We examine 35 years of variation in UK climate and aphid data from 11 sites, including counts and phenological data for 20 important species.    We apply a Morlet wavelet transform to the local fluctuations and evaluate their spatial synchrony.   We look for statistically significant relationships between the aphid and climate transforms at long and short timescales.    We examine how synchrony differs between timescales, and between the early and late period of measurement.

Results/Conclusions

We  find statistically significant relationships between the winter climate and aphid outbreaks (as previously observed in, for example, the Green Spruce aphid, Elatobium Abietinum, and the Grain aphid, Sitobion Avenae) for 18 of the species.   We introduce a Moran theorem for wavelets and show that approximately 80% of the spatial synchrony of long timescale fluctuations in these 18 species’ first flight times can be explained by the relationship with local winter temperature fluctuations.  
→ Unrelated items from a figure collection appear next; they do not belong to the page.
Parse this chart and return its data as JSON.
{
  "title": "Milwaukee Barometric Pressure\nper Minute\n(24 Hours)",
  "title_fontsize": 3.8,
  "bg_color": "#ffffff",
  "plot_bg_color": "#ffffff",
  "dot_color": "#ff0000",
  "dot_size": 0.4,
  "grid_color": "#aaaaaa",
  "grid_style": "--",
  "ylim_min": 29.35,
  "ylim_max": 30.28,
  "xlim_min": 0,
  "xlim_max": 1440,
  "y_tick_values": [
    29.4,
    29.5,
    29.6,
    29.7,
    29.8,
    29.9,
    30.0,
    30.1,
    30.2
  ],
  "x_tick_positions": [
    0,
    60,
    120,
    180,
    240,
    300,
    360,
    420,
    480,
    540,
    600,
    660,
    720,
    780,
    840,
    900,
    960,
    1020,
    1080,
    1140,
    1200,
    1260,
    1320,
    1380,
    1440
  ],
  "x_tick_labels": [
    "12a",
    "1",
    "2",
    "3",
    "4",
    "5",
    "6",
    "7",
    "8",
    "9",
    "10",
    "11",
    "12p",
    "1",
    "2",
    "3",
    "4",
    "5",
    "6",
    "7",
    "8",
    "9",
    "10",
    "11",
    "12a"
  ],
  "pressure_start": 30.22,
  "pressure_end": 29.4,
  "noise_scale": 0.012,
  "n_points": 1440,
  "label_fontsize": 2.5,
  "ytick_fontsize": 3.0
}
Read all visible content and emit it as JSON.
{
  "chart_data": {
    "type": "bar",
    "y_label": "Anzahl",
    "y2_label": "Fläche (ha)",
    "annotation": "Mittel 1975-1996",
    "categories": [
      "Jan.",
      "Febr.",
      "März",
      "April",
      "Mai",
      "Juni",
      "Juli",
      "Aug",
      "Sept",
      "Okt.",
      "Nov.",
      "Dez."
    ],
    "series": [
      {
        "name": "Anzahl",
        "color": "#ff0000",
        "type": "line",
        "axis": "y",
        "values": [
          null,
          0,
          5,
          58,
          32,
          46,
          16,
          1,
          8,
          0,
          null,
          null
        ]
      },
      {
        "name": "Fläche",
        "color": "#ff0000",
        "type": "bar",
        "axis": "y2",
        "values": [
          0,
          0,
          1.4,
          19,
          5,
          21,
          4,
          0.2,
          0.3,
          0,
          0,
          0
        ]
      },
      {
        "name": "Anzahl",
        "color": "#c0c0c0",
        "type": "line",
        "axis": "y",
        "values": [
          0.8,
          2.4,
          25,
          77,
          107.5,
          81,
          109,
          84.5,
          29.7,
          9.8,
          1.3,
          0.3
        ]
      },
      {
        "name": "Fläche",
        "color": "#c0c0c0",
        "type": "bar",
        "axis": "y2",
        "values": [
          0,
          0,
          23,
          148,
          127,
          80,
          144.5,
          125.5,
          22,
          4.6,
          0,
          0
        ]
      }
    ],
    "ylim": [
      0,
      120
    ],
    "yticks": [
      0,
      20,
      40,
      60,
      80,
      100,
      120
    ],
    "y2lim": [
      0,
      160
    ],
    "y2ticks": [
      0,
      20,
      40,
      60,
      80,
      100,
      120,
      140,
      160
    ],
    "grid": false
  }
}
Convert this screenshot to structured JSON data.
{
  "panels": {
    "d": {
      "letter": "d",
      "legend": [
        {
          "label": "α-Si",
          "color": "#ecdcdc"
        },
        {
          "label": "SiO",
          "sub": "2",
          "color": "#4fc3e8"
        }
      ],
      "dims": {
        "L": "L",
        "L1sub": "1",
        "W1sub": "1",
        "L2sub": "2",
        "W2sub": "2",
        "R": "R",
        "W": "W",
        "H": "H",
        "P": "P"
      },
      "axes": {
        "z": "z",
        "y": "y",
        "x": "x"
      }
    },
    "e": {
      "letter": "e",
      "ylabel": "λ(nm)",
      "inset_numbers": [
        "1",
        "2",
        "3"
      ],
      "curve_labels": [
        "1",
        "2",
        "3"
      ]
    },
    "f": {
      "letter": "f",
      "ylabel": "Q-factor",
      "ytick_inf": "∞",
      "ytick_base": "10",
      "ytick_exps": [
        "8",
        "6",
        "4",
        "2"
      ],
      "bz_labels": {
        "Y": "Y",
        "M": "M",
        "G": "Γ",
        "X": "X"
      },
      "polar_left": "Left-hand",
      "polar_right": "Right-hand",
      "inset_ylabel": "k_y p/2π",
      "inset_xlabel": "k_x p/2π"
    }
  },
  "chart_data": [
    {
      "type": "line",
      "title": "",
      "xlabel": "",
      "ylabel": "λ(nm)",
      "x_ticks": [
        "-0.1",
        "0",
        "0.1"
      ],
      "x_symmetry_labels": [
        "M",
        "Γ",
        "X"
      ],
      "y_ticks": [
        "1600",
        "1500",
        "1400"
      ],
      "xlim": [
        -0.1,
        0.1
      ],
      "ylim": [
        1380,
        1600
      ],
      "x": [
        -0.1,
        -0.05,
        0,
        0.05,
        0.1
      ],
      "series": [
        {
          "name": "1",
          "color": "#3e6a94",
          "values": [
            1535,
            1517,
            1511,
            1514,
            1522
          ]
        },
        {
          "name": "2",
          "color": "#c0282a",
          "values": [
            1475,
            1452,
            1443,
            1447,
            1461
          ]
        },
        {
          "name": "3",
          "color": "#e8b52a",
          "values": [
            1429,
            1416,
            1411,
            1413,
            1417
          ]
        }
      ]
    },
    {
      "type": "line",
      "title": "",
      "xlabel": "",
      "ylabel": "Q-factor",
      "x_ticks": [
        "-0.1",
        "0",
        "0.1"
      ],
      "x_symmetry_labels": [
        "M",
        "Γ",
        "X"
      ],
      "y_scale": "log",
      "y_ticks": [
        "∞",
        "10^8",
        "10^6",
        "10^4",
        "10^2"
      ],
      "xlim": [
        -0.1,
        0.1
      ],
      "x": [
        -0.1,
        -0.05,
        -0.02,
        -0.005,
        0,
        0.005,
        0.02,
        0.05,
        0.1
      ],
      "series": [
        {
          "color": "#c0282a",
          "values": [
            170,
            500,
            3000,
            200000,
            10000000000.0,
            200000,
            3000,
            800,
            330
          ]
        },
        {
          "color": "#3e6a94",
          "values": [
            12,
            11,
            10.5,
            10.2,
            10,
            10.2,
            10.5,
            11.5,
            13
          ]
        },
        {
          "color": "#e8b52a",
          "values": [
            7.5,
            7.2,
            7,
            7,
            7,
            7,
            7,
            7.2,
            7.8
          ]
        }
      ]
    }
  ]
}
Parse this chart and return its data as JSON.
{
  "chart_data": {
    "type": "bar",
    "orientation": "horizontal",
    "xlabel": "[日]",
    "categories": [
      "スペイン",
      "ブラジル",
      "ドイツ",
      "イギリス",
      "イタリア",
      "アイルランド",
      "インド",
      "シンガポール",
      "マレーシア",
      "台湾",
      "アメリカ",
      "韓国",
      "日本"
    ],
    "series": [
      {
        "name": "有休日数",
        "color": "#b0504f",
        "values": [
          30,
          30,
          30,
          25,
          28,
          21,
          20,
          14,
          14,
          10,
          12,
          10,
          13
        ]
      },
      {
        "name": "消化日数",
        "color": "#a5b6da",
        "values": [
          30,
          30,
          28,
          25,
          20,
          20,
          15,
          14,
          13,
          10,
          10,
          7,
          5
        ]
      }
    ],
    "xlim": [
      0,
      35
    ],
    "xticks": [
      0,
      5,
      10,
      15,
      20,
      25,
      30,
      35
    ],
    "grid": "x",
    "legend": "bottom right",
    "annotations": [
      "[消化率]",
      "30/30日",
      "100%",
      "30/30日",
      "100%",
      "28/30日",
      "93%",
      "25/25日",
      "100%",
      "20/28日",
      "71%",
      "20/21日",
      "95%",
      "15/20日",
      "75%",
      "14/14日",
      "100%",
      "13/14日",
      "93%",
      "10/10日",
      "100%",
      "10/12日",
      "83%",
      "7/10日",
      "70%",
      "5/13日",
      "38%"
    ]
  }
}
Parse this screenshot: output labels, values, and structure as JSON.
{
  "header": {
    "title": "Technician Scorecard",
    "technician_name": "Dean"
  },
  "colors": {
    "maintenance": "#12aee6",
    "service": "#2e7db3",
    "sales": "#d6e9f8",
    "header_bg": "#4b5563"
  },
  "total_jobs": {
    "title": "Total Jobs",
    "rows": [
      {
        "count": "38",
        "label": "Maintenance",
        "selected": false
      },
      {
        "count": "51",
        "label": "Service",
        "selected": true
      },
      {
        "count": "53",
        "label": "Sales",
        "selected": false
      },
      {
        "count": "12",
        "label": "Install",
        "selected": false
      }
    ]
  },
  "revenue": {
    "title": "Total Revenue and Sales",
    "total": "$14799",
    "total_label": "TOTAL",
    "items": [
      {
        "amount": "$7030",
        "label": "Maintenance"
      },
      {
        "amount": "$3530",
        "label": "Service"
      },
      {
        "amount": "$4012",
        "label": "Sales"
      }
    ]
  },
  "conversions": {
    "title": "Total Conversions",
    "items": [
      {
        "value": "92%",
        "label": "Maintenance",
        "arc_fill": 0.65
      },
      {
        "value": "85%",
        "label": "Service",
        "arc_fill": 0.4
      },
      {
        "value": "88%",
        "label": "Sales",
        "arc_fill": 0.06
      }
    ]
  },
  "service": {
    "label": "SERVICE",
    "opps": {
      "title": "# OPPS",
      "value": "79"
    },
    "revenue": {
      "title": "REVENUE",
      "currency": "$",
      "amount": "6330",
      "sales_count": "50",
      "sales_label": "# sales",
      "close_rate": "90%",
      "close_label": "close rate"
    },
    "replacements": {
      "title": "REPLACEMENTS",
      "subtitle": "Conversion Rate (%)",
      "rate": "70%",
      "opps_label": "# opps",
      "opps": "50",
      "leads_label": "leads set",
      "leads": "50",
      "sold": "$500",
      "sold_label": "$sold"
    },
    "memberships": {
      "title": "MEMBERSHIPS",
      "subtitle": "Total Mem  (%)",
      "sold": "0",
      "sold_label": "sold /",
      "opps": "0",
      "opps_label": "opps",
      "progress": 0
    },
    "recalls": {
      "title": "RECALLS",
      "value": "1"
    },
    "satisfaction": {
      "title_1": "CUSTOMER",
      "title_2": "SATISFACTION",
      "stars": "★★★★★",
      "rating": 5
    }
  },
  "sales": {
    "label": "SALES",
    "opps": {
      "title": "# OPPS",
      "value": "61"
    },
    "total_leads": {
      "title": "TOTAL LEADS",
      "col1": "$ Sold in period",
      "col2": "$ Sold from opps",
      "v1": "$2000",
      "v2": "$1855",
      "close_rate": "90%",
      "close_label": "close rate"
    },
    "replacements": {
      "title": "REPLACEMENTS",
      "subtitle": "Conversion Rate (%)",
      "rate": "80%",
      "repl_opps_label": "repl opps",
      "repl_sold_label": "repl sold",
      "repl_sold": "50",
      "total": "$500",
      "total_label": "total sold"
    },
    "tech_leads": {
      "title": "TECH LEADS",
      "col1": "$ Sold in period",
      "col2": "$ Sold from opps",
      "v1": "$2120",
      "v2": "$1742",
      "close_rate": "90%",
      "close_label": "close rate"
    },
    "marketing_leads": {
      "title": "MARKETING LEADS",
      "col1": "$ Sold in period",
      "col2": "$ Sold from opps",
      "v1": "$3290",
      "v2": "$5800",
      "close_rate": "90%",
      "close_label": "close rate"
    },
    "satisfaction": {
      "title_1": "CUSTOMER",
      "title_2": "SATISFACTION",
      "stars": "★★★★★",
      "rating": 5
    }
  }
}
Species for which the phenology is found to be strongly related to winter temperatures show greater spatial synchrony than those with a weak relationship.   A reduction in the spatial synchrony of long timescale winter temperature fluctuations since 1993 has been accompanied by a proportionate reduction in the spatial synchrony of aphid phenology.   Long timescale UK temperature fluctuations are closely related to the North Atlantic Oscillation climate index; ongoing fluctuations in the NAO thus have implications for the synchrony and predictability of UK aphid phenology.